A diversity of an audience is the greatest challenge for a teacher. In any class there is a fraction of students that are eager to study, because they like to gain knowledge and exercise their brain, and/or they take their duties seriously. There is always a fraction of students who sleep through the lectures and try to slip through the course. And there is a whole spectrum between these extremes. I always try to make my course challenging and labor demanding enough for the best students of the class. At the same time, I give enough opportunity for the not so gifted, but honestly working students to earn a decent grade. Technically it could be achieved in various ways: for example by giving "bonus" problems or questions at the tests that allow to improve a score, by rewarding answers (sometimes even good questions) during discussions at the lectures, etc. This creates an additional motivation, refreshes an attention to the lecture, and makes students work more and think more.

The graduate/advanced courses allow me to be much more flexible in teaching. I combine the lecturing with problem solving, with an experimental work on instruments, with student reports on recent publications and a discussion of relevant topics, with various home assignments, and with a preparation of a final report in the format of a research/review article or a research proposal, which has to be presented and defended in the class. The proportions of these components vary depending on the particular subject of the course, the size of the class, even personalities of students. Ideally, the purpose of an advanced course is to prepare students for an independent research and a presentation of results. I try to make the relations in the advanced class more active and interactive, similar to the relations within a research group.
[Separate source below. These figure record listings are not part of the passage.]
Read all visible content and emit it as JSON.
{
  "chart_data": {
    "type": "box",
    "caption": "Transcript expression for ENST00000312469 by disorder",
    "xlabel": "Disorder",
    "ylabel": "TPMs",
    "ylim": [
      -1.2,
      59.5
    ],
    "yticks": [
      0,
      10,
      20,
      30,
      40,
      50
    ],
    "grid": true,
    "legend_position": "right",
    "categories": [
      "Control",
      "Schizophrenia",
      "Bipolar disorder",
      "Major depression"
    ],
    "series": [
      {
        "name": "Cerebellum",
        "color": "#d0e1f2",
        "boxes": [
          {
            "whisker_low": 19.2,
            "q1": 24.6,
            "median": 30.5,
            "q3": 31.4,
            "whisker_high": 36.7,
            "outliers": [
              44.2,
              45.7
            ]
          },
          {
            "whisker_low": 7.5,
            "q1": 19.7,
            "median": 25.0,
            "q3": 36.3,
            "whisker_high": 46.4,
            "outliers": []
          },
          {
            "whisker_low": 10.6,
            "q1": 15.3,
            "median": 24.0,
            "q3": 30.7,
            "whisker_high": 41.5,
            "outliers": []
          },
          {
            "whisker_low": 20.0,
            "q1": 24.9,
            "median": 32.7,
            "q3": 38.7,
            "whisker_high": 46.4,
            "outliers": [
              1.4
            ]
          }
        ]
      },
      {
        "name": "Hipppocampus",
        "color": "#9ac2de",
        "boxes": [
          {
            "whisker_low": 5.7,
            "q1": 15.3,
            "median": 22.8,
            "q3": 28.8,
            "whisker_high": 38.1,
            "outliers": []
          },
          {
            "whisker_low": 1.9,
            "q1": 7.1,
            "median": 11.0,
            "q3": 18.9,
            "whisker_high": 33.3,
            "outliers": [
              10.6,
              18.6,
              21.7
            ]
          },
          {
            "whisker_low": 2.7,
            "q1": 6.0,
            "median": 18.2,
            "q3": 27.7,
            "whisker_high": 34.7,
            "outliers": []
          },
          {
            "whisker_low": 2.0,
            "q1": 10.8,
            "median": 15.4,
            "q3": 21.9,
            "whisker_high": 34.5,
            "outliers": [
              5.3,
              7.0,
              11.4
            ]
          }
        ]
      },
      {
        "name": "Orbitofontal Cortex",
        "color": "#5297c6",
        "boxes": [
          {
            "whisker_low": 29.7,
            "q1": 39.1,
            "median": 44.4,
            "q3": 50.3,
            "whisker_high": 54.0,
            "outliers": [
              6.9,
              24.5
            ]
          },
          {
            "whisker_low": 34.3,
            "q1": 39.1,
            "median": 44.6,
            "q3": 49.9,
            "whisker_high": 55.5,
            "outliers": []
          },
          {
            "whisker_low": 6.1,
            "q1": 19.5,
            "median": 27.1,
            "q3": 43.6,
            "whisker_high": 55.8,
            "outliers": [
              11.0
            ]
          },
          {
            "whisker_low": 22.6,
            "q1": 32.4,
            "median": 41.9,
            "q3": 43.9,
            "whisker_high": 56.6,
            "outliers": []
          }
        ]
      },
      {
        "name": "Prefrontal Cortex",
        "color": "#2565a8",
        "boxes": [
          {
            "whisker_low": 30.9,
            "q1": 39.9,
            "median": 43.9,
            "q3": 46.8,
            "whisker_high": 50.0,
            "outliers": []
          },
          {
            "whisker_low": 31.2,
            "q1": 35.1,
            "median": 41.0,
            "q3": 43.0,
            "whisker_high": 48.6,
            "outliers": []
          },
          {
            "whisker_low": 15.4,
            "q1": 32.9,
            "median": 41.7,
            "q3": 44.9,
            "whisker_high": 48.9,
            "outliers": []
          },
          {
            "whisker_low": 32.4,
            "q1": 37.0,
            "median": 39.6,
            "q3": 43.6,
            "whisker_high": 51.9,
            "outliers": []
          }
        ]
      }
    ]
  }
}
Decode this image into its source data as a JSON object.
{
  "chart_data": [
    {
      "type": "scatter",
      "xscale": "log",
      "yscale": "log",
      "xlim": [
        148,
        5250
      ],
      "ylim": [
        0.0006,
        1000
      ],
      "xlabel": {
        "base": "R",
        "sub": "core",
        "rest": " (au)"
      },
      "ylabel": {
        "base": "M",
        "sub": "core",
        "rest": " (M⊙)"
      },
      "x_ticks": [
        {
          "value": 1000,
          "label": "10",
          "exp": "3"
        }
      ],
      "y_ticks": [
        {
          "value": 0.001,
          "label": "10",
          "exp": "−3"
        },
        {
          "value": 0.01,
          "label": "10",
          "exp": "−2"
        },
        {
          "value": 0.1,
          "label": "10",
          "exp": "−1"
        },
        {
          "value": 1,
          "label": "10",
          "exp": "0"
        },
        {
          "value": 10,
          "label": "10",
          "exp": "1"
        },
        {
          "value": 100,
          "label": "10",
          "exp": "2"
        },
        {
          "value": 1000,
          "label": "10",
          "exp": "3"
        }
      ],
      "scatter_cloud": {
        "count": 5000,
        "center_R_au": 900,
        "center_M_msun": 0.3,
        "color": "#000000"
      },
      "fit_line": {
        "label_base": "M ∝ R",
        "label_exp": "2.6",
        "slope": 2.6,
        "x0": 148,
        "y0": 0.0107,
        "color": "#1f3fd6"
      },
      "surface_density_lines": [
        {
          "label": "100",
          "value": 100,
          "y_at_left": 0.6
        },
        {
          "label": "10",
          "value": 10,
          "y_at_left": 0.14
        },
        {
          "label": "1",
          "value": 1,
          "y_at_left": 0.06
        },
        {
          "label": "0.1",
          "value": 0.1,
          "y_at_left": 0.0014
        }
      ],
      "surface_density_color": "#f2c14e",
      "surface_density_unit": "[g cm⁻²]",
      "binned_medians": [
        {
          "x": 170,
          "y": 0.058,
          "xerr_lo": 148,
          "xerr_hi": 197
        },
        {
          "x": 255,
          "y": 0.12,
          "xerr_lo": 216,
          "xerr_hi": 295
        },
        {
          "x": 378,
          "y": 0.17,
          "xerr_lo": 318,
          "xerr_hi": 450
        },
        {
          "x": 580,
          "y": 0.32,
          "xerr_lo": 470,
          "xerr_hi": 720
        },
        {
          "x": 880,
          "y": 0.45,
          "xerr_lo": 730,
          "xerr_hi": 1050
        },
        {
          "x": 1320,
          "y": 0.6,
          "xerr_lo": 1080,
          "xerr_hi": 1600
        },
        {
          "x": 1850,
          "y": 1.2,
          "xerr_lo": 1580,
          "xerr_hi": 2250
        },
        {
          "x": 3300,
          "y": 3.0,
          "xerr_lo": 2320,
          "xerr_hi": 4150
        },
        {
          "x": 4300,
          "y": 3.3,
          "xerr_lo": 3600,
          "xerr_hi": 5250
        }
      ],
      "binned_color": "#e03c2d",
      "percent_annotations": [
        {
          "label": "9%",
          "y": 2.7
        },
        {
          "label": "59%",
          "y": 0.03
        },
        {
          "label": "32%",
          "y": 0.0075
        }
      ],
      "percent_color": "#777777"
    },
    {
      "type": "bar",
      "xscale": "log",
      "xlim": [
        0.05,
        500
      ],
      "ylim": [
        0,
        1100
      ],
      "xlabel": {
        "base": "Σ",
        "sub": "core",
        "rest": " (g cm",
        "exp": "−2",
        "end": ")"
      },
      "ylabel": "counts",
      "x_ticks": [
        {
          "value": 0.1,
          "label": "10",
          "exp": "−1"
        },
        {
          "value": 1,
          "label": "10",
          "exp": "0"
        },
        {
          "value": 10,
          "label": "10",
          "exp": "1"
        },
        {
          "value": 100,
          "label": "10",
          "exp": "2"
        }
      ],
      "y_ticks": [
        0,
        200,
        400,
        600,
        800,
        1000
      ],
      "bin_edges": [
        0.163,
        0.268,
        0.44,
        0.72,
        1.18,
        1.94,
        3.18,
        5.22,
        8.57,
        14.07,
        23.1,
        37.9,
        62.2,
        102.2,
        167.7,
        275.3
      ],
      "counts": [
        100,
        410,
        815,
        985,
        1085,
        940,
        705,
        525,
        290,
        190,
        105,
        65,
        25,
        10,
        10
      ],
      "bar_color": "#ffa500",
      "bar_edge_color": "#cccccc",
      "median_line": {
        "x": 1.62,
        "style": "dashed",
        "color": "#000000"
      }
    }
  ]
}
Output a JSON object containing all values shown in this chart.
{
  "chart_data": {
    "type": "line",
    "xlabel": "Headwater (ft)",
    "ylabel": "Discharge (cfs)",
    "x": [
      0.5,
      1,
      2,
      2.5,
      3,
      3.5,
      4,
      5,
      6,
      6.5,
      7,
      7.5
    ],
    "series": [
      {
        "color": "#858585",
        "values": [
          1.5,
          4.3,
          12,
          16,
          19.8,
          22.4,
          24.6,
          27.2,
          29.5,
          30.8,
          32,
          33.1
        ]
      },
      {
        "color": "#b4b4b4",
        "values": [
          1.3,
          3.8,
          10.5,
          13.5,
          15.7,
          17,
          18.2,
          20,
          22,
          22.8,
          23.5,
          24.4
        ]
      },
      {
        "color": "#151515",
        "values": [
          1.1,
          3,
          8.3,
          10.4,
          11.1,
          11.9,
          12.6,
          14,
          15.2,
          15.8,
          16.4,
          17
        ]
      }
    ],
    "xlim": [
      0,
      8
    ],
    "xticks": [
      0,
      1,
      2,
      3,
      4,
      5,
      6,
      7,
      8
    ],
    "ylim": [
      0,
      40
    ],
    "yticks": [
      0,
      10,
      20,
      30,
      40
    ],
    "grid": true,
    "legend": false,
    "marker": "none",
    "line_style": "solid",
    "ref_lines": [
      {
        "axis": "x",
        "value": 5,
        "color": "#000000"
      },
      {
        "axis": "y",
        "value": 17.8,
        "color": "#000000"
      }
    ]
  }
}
A supervision of the undergraduate and graduate students' research was always an immanent element of my research activity. A research conducted jointly by a professor and a student is the highest form of scientific education, when not only concepts, but also all the details of experimental know-how are individually transferred from a master to an apprentice (and sometimes - the other way around) or jointly discovered. This level of a collaborative education is vitally important for the very existence of chemical science. The best way to organize and perform this type of education is to have a few generations of the chemistry students and researchers working together in the same lab. This way the chemical skills and knowledge are most efficiently transferred to the benefit of all participants.

Research Focus

Stereochemistry of organic compounds; Conformational analysis; Molecular switches; Asymmetric synthesis; Synthesis and studies of bioactive carbohydrate mimetics.